In loving memory of every cancer patient, family member and friend who has lost the battle with cancer and the ones who continue to conquer it!
My dad passed away on November 10th, 2007, from lung cancer. He fought it hard and kept saying he was going to 'beat it'. I was so proud of his determination to fight and for his positive attitude!
My dad was a very good provider and a good man. I didn't get to really know him until I was an adult though. Or at least I didn't get close to him until I was an adult and had children of my own.
I guess you don't realize how hard it is to be a parent and family provider until you experience it yourself. In my case, I saw things very differently and appreciated my dad even more. I suppose that is the case in many of our lives.
I miss my dad terribly and wish I had been in a better place in my own life during the last year of his. So I could have been stronger for him and seen him more often. I felt incredibly guilty for a long time after his death. Mostly because I didn't get to say good bye.
I tried to focus on the fact that my dad knew I loved him. However some days were easier than other. I continued to pray and then went through a hypnotherapy session in which I felt I was able to release and forgive myself.
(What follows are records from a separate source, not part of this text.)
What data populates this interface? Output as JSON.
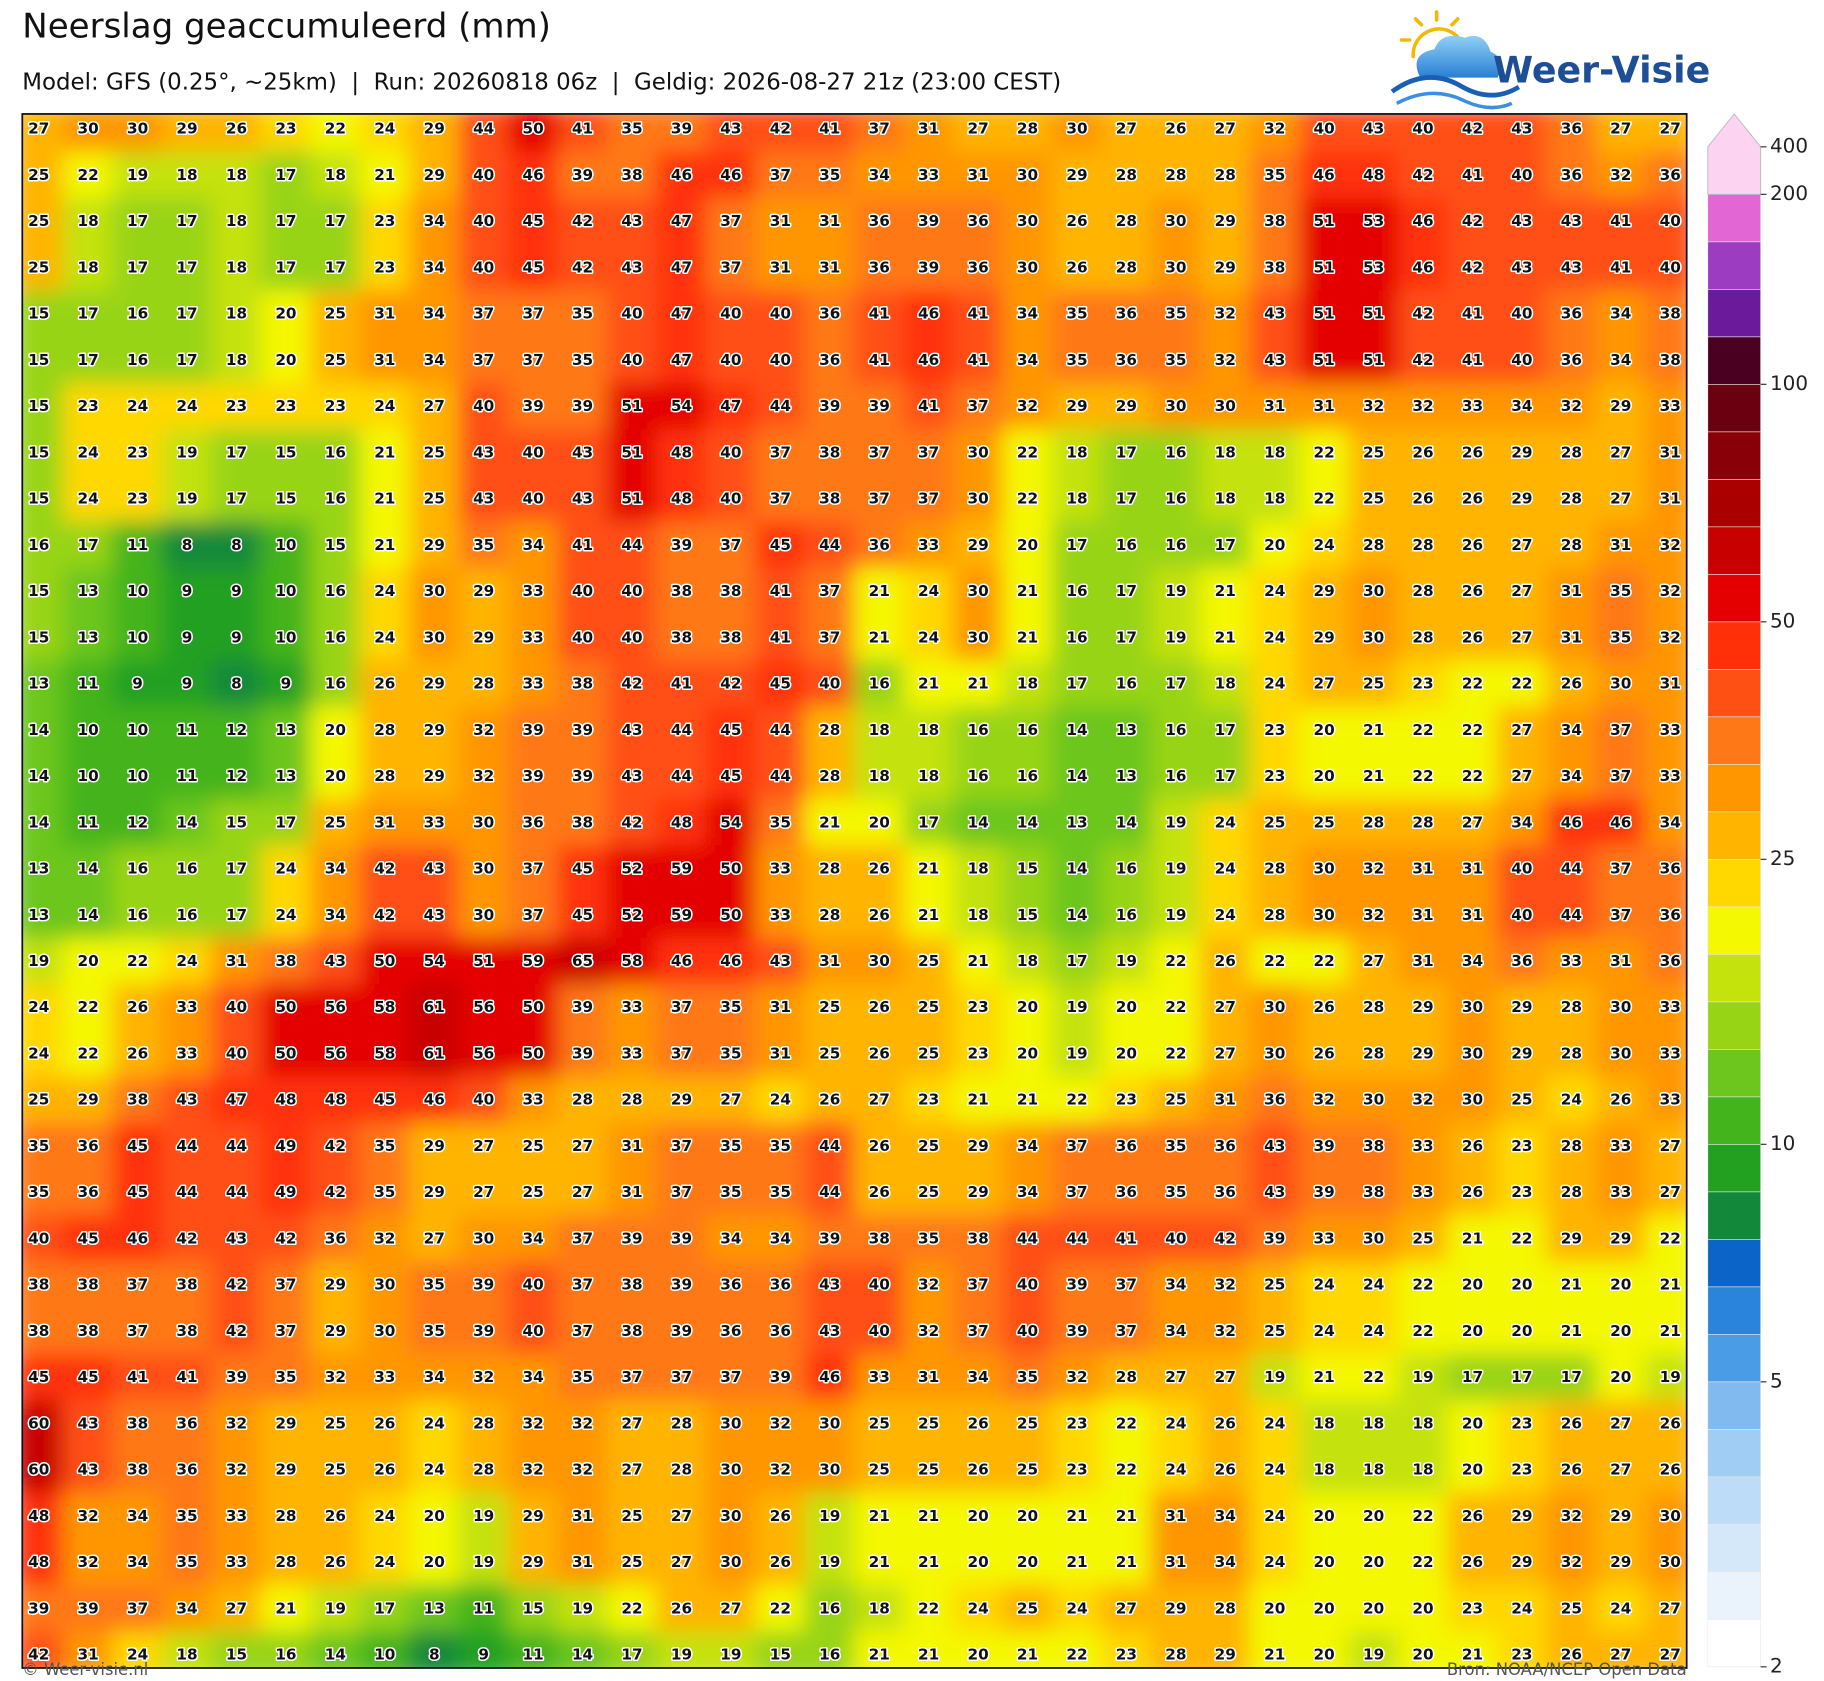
{
  "header": {
    "title": "Neerslag geaccumuleerd (mm)",
    "subtitle": "Model: GFS (0.25°, ~25km)  |  Run: 20260818 06z  |  Geldig: 2026-08-27 21z (23:00 CEST)",
    "logo": "Weer-Visie"
  },
  "grid": {
    "rows": [
      [
        27,
        30,
        30,
        29,
        26,
        23,
        22,
        24,
        29,
        44,
        50,
        41,
        35,
        39,
        43,
        42,
        41,
        37,
        31,
        27,
        28,
        30,
        27,
        26,
        27,
        32,
        40,
        43,
        40,
        42,
        43,
        36,
        27,
        27
      ],
      [
        25,
        22,
        19,
        18,
        18,
        17,
        18,
        21,
        29,
        40,
        46,
        39,
        38,
        46,
        46,
        37,
        35,
        34,
        33,
        31,
        30,
        29,
        28,
        28,
        28,
        35,
        46,
        48,
        42,
        41,
        40,
        36,
        32,
        36
      ],
      [
        25,
        18,
        17,
        17,
        18,
        17,
        17,
        23,
        34,
        40,
        45,
        42,
        43,
        47,
        37,
        31,
        31,
        36,
        39,
        36,
        30,
        26,
        28,
        30,
        29,
        38,
        51,
        53,
        46,
        42,
        43,
        43,
        41,
        40
      ],
      [
        25,
        18,
        17,
        17,
        18,
        17,
        17,
        23,
        34,
        40,
        45,
        42,
        43,
        47,
        37,
        31,
        31,
        36,
        39,
        36,
        30,
        26,
        28,
        30,
        29,
        38,
        51,
        53,
        46,
        42,
        43,
        43,
        41,
        40
      ],
      [
        15,
        17,
        16,
        17,
        18,
        20,
        25,
        31,
        34,
        37,
        37,
        35,
        40,
        47,
        40,
        40,
        36,
        41,
        46,
        41,
        34,
        35,
        36,
        35,
        32,
        43,
        51,
        51,
        42,
        41,
        40,
        36,
        34,
        38
      ],
      [
        15,
        17,
        16,
        17,
        18,
        20,
        25,
        31,
        34,
        37,
        37,
        35,
        40,
        47,
        40,
        40,
        36,
        41,
        46,
        41,
        34,
        35,
        36,
        35,
        32,
        43,
        51,
        51,
        42,
        41,
        40,
        36,
        34,
        38
      ],
      [
        15,
        23,
        24,
        24,
        23,
        23,
        23,
        24,
        27,
        40,
        39,
        39,
        51,
        54,
        47,
        44,
        39,
        39,
        41,
        37,
        32,
        29,
        29,
        30,
        30,
        31,
        31,
        32,
        32,
        33,
        34,
        32,
        29,
        33
      ],
      [
        15,
        24,
        23,
        19,
        17,
        15,
        16,
        21,
        25,
        43,
        40,
        43,
        51,
        48,
        40,
        37,
        38,
        37,
        37,
        30,
        22,
        18,
        17,
        16,
        18,
        18,
        22,
        25,
        26,
        26,
        29,
        28,
        27,
        31
      ],
      [
        15,
        24,
        23,
        19,
        17,
        15,
        16,
        21,
        25,
        43,
        40,
        43,
        51,
        48,
        40,
        37,
        38,
        37,
        37,
        30,
        22,
        18,
        17,
        16,
        18,
        18,
        22,
        25,
        26,
        26,
        29,
        28,
        27,
        31
      ],
      [
        16,
        17,
        11,
        8,
        8,
        10,
        15,
        21,
        29,
        35,
        34,
        41,
        44,
        39,
        37,
        45,
        44,
        36,
        33,
        29,
        20,
        17,
        16,
        16,
        17,
        20,
        24,
        28,
        28,
        26,
        27,
        28,
        31,
        32
      ],
      [
        15,
        13,
        10,
        9,
        9,
        10,
        16,
        24,
        30,
        29,
        33,
        40,
        40,
        38,
        38,
        41,
        37,
        21,
        24,
        30,
        21,
        16,
        17,
        19,
        21,
        24,
        29,
        30,
        28,
        26,
        27,
        31,
        35,
        32
      ],
      [
        15,
        13,
        10,
        9,
        9,
        10,
        16,
        24,
        30,
        29,
        33,
        40,
        40,
        38,
        38,
        41,
        37,
        21,
        24,
        30,
        21,
        16,
        17,
        19,
        21,
        24,
        29,
        30,
        28,
        26,
        27,
        31,
        35,
        32
      ],
      [
        13,
        11,
        9,
        9,
        8,
        9,
        16,
        26,
        29,
        28,
        33,
        38,
        42,
        41,
        42,
        45,
        40,
        16,
        21,
        21,
        18,
        17,
        16,
        17,
        18,
        24,
        27,
        25,
        23,
        22,
        22,
        26,
        30,
        31
      ],
      [
        14,
        10,
        10,
        11,
        12,
        13,
        20,
        28,
        29,
        32,
        39,
        39,
        43,
        44,
        45,
        44,
        28,
        18,
        18,
        16,
        16,
        14,
        13,
        16,
        17,
        23,
        20,
        21,
        22,
        22,
        27,
        34,
        37,
        33
      ],
      [
        14,
        10,
        10,
        11,
        12,
        13,
        20,
        28,
        29,
        32,
        39,
        39,
        43,
        44,
        45,
        44,
        28,
        18,
        18,
        16,
        16,
        14,
        13,
        16,
        17,
        23,
        20,
        21,
        22,
        22,
        27,
        34,
        37,
        33
      ],
      [
        14,
        11,
        12,
        14,
        15,
        17,
        25,
        31,
        33,
        30,
        36,
        38,
        42,
        48,
        54,
        35,
        21,
        20,
        17,
        14,
        14,
        13,
        14,
        19,
        24,
        25,
        25,
        28,
        28,
        27,
        34,
        46,
        46,
        34
      ],
      [
        13,
        14,
        16,
        16,
        17,
        24,
        34,
        42,
        43,
        30,
        37,
        45,
        52,
        59,
        50,
        33,
        28,
        26,
        21,
        18,
        15,
        14,
        16,
        19,
        24,
        28,
        30,
        32,
        31,
        31,
        40,
        44,
        37,
        36
      ],
      [
        13,
        14,
        16,
        16,
        17,
        24,
        34,
        42,
        43,
        30,
        37,
        45,
        52,
        59,
        50,
        33,
        28,
        26,
        21,
        18,
        15,
        14,
        16,
        19,
        24,
        28,
        30,
        32,
        31,
        31,
        40,
        44,
        37,
        36
      ],
      [
        19,
        20,
        22,
        24,
        31,
        38,
        43,
        50,
        54,
        51,
        59,
        65,
        58,
        46,
        46,
        43,
        31,
        30,
        25,
        21,
        18,
        17,
        19,
        22,
        26,
        22,
        22,
        27,
        31,
        34,
        36,
        33,
        31,
        36
      ],
      [
        24,
        22,
        26,
        33,
        40,
        50,
        56,
        58,
        61,
        56,
        50,
        39,
        33,
        37,
        35,
        31,
        25,
        26,
        25,
        23,
        20,
        19,
        20,
        22,
        27,
        30,
        26,
        28,
        29,
        30,
        29,
        28,
        30,
        33
      ],
      [
        24,
        22,
        26,
        33,
        40,
        50,
        56,
        58,
        61,
        56,
        50,
        39,
        33,
        37,
        35,
        31,
        25,
        26,
        25,
        23,
        20,
        19,
        20,
        22,
        27,
        30,
        26,
        28,
        29,
        30,
        29,
        28,
        30,
        33
      ],
      [
        25,
        29,
        38,
        43,
        47,
        48,
        48,
        45,
        46,
        40,
        33,
        28,
        28,
        29,
        27,
        24,
        26,
        27,
        23,
        21,
        21,
        22,
        23,
        25,
        31,
        36,
        32,
        30,
        32,
        30,
        25,
        24,
        26,
        33
      ],
      [
        35,
        36,
        45,
        44,
        44,
        49,
        42,
        35,
        29,
        27,
        25,
        27,
        31,
        37,
        35,
        35,
        44,
        26,
        25,
        29,
        34,
        37,
        36,
        35,
        36,
        43,
        39,
        38,
        33,
        26,
        23,
        28,
        33,
        27
      ],
      [
        35,
        36,
        45,
        44,
        44,
        49,
        42,
        35,
        29,
        27,
        25,
        27,
        31,
        37,
        35,
        35,
        44,
        26,
        25,
        29,
        34,
        37,
        36,
        35,
        36,
        43,
        39,
        38,
        33,
        26,
        23,
        28,
        33,
        27
      ],
      [
        40,
        45,
        46,
        42,
        43,
        42,
        36,
        32,
        27,
        30,
        34,
        37,
        39,
        39,
        34,
        34,
        39,
        38,
        35,
        38,
        44,
        44,
        41,
        40,
        42,
        39,
        33,
        30,
        25,
        21,
        22,
        29,
        29,
        22
      ],
      [
        38,
        38,
        37,
        38,
        42,
        37,
        29,
        30,
        35,
        39,
        40,
        37,
        38,
        39,
        36,
        36,
        43,
        40,
        32,
        37,
        40,
        39,
        37,
        34,
        32,
        25,
        24,
        24,
        22,
        20,
        20,
        21,
        20,
        21
      ],
      [
        38,
        38,
        37,
        38,
        42,
        37,
        29,
        30,
        35,
        39,
        40,
        37,
        38,
        39,
        36,
        36,
        43,
        40,
        32,
        37,
        40,
        39,
        37,
        34,
        32,
        25,
        24,
        24,
        22,
        20,
        20,
        21,
        20,
        21
      ],
      [
        45,
        45,
        41,
        41,
        39,
        35,
        32,
        33,
        34,
        32,
        34,
        35,
        37,
        37,
        37,
        39,
        46,
        33,
        31,
        34,
        35,
        32,
        28,
        27,
        27,
        19,
        21,
        22,
        19,
        17,
        17,
        17,
        20,
        19
      ],
      [
        60,
        43,
        38,
        36,
        32,
        29,
        25,
        26,
        24,
        28,
        32,
        32,
        27,
        28,
        30,
        32,
        30,
        25,
        25,
        26,
        25,
        23,
        22,
        24,
        26,
        24,
        18,
        18,
        18,
        20,
        23,
        26,
        27,
        26
      ],
      [
        60,
        43,
        38,
        36,
        32,
        29,
        25,
        26,
        24,
        28,
        32,
        32,
        27,
        28,
        30,
        32,
        30,
        25,
        25,
        26,
        25,
        23,
        22,
        24,
        26,
        24,
        18,
        18,
        18,
        20,
        23,
        26,
        27,
        26
      ],
      [
        48,
        32,
        34,
        35,
        33,
        28,
        26,
        24,
        20,
        19,
        29,
        31,
        25,
        27,
        30,
        26,
        19,
        21,
        21,
        20,
        20,
        21,
        21,
        31,
        34,
        24,
        20,
        20,
        22,
        26,
        29,
        32,
        29,
        30
      ],
      [
        48,
        32,
        34,
        35,
        33,
        28,
        26,
        24,
        20,
        19,
        29,
        31,
        25,
        27,
        30,
        26,
        19,
        21,
        21,
        20,
        20,
        21,
        21,
        31,
        34,
        24,
        20,
        20,
        22,
        26,
        29,
        32,
        29,
        30
      ],
      [
        39,
        39,
        37,
        34,
        27,
        21,
        19,
        17,
        13,
        11,
        15,
        19,
        22,
        26,
        27,
        22,
        16,
        18,
        22,
        24,
        25,
        24,
        27,
        29,
        28,
        20,
        20,
        20,
        20,
        23,
        24,
        25,
        24,
        27
      ],
      [
        42,
        31,
        24,
        18,
        15,
        16,
        14,
        10,
        8,
        9,
        11,
        14,
        17,
        19,
        19,
        15,
        16,
        21,
        21,
        20,
        21,
        22,
        23,
        28,
        29,
        21,
        20,
        19,
        20,
        21,
        23,
        26,
        27,
        27
      ]
    ]
  },
  "colorbar": {
    "ticks": [
      2,
      5,
      10,
      25,
      50,
      100,
      200,
      400
    ],
    "levels": [
      2,
      2.5,
      3,
      3.5,
      4,
      4.5,
      5,
      6,
      7,
      8,
      9,
      10,
      12.5,
      15,
      17.5,
      20,
      22.5,
      25,
      30,
      35,
      40,
      45,
      50,
      60,
      70,
      80,
      90,
      100,
      125,
      150,
      175,
      200,
      400
    ],
    "colors": [
      "#ffffff",
      "#eaf3fc",
      "#d4e8fa",
      "#bcdcf7",
      "#a0cdf4",
      "#80baee",
      "#4b9ce6",
      "#2a84dc",
      "#0b64c8",
      "#12893a",
      "#22a020",
      "#44b41c",
      "#6cc61e",
      "#98d416",
      "#c4e20c",
      "#f4f800",
      "#ffd800",
      "#ffb400",
      "#ff9600",
      "#ff7818",
      "#ff5014",
      "#ff3008",
      "#e40000",
      "#c80000",
      "#aa0000",
      "#8a0008",
      "#6a0010",
      "#4a0020",
      "#6a1a9a",
      "#9c3cc0",
      "#e266d4",
      "#fcd4f2"
    ]
  },
  "footer": {
    "left": "© Weer-visie.nl",
    "right": "Bron: NOAA/NCEP Open Data"
  }
}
Under hypnosis, I talked to my dad and he talked to me. As silly as that may sound to some people. I told him how I was feeling and that I loved and missed him terribly! I immediately felt this Hugh release of emotions.
That experience helped me to finally be at peace. Although I still miss him; I no longer feel guilty because I was able to say good bye. I believe that hypnosis and hypnotherapy can work for people if they really expect and want it to work.
If they are open minder, open hearted and Open to receiving help or answers. If you believe, you can receive anything! Answers, closure, peace, healing, anything you wish.
So keep an Open Mind, have an Open Heart and Believe!
Happy Father's Day to my Dad up in heaven! I love and miss you so very much!